Le 9 janvier 2007, Steve Jobs présentait son nouveau produit phare : l’iPhone. Dix ans plus tard, le smartphone a changé nos usages, et même toute l’économie du numérique.

Le lancement de l'iPhone en 2007 avait été un succès phénoménal
Le lancement de l'iPhone en 2007 avait été un succès phénoménal © AFP / Shaun Curry

“Aujourd’hui, nous vous présentons trois produits révolutionnaires : un iPod tactile à grand écran, un téléphone mobile révolutionnaire et un terminal Internet innovant (...). Et ce ne sont pas trois appareils séparés, c’est un seul produit. Et nous l’appelons : iPhone”. En trois minutes, le 9 janvier 2007, le patron d’Apple, Steve Jobs, présentait le fruit de longues années de recherche de ses équipes, et un appareil qui, selon lui, allait révolutionner le monde.

L’annonce d’un téléphone signé Apple était attendue de longue date. Depuis 1999 et le dépôt de l’adresse www.iphone.org par la firme à la pomme, les spéculations allaient bon train, régulièrement ravivées par les déclarations du patron superstar. Mais personne ne savait à quoi ressemblerait le fameux appareil.
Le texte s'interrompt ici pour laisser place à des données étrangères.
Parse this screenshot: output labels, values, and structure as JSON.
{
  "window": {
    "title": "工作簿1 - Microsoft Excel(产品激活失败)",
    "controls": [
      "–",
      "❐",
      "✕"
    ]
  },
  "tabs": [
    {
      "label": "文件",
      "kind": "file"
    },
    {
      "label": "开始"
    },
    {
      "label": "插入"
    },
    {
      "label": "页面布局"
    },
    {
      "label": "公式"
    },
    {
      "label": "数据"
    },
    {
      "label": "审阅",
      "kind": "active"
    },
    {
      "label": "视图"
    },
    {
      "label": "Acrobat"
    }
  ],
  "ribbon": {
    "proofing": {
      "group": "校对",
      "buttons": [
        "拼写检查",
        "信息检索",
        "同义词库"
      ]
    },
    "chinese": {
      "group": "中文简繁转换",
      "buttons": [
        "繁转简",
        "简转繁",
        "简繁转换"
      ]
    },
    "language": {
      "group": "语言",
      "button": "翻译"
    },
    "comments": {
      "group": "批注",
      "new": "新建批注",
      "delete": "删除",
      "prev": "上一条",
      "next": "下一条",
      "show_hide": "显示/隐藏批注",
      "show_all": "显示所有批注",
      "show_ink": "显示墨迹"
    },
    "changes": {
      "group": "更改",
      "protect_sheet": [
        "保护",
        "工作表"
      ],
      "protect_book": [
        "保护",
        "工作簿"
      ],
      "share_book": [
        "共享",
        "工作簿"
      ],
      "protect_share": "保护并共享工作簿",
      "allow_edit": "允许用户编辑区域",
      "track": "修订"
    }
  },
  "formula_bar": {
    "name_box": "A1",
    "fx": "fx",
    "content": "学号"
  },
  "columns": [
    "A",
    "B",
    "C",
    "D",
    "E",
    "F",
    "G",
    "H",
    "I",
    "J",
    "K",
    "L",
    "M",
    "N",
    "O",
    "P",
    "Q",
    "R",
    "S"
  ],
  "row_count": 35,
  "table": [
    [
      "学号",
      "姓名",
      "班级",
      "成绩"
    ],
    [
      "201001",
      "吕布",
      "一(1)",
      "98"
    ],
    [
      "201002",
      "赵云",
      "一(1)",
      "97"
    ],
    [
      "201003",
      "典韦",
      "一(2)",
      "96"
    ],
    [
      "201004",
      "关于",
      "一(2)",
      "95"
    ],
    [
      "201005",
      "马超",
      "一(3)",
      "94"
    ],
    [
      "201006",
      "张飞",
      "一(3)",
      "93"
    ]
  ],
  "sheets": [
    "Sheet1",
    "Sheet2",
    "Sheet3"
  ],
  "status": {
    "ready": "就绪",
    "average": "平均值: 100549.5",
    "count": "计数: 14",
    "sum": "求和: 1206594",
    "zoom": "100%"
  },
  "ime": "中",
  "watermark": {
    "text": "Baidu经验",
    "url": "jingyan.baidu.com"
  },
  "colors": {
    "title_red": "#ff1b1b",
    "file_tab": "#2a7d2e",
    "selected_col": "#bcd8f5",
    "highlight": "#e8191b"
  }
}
Un appareil encore tâtonnant à ses débuts

L’annonce de l’iPhone a déchaîné les foules, sur place et dans la presse. Et pourtant, en coulisses, le prototype présenté lors de la “Keynote” de Steve Jobs fonctionnait à peine, rappellent Les Echos, et pouvait envoyer un e-mail puis lancer le navigateur web… mais pas l’inverse.

De même, les plus jeunes et les utilisateurs récents de l’appareil ne se souviennent peut-être pas de ce qu’était le premier modèle de l’iPhone, sorti en France le 29 novembre 2007. Sans 3G, doté d’un appareil photo médiocre par rapport à ce qui se faisait ailleurs, et limité à la dizaine d’applications Apple proposées par défaut, “il y a dix ans, l’iPhone n’était pas un produit mais une annonce”, analyse le site spécialisé iGeneration. L’annonce de ce qu’allait devenir l’univers de la téléphonie mobile, et plus globalement, d'Internet, alors même que la troisième fonction de l'iPhone, "un terminal Internet innovant", n'avait pas autant déchaîné les foules que les deux autres (iPod et téléphone).

Un tournant dans la culture numérique

Steve Jobs, décédé en 2011, a-t-il eu tort dans son pronostic ? Pas vraiment. L’iPhone a redéfini le standard des téléphones portables. Avant l’apparition du produit d’Apple, un smartphone était en général un téléphone à écran couleur, disposant d’un clavier complet et/ou d’un stylet pour contrôler un écran tactile. L’iPhone a popularisé le grand écran tactile grâce à la technologie multipoint qui rend l’écran réactif à la pression de plusieurs doigts à la fois (avant de revenir au stylet qu'il avait tant décrié, avec l'iPad pro).

Par conséquent, l’iPhone a démocratisé des gestes qui pourtant ne sont pas naturels, comme le balayage du doigt pour passer d’un élément à l’autre et le pincement pour agrandir. Des mouvements passés dans l’inconscient et la culture populaires, et vus régulièrement dans la pub, les clips vidéo ou même dans des œuvres d'art contemporain. De la même façon, l'assistant personnel Siri et son intelligence artificielle sont rentrés dans la culture numérique populaire.

Economie des applis et système fermé

En créant, un an plus tard, l’App Store, un magasin d’applications, Apple et son iPhone ont aussi révolutionné tout un pan de l’économie numérique. En 2015, la boutique Apple a généré 20 milliards de dollars de transactions… et c’est sans compter qu’il dispose de son cousin sur Android, le Play Store, qui génère près de deux fois moins de revenus.

Le tableau n’est pas tout rose pour autant. Car tout en révolutionnant le monde du mobile, Apple en a profité pour imposer son système d’exploitation, iOS, au monde entier. Or comme son grand frère MacOS, iOS est un système “fermé”, indissociable de l’iPhone. Et en plus, chaque application qui entre sur votre iPhone doit faire l’objet d’une validation d’Apple. Et c’est ainsi qu’adviennent des situations comme celle survenue en Chine il y a quelques jours, où l’application du New York Times a été retirée de lApp Store chinois, sur demande du gouvernement chinois.

Android, le système développé quelques mois plus tard par Google, s’est bâti une image de système plus modulable, en opposition avec iOS. Pourtant, même si contrairement à un iPhone, un téléphone Android peut recevoir n’importe quel système développé sur la même base, ce sont aujourd’hui Apple et Google qui se partagent une partie largement majoritaire des utilisateurs de smartphone (et donc leurs données personnelles).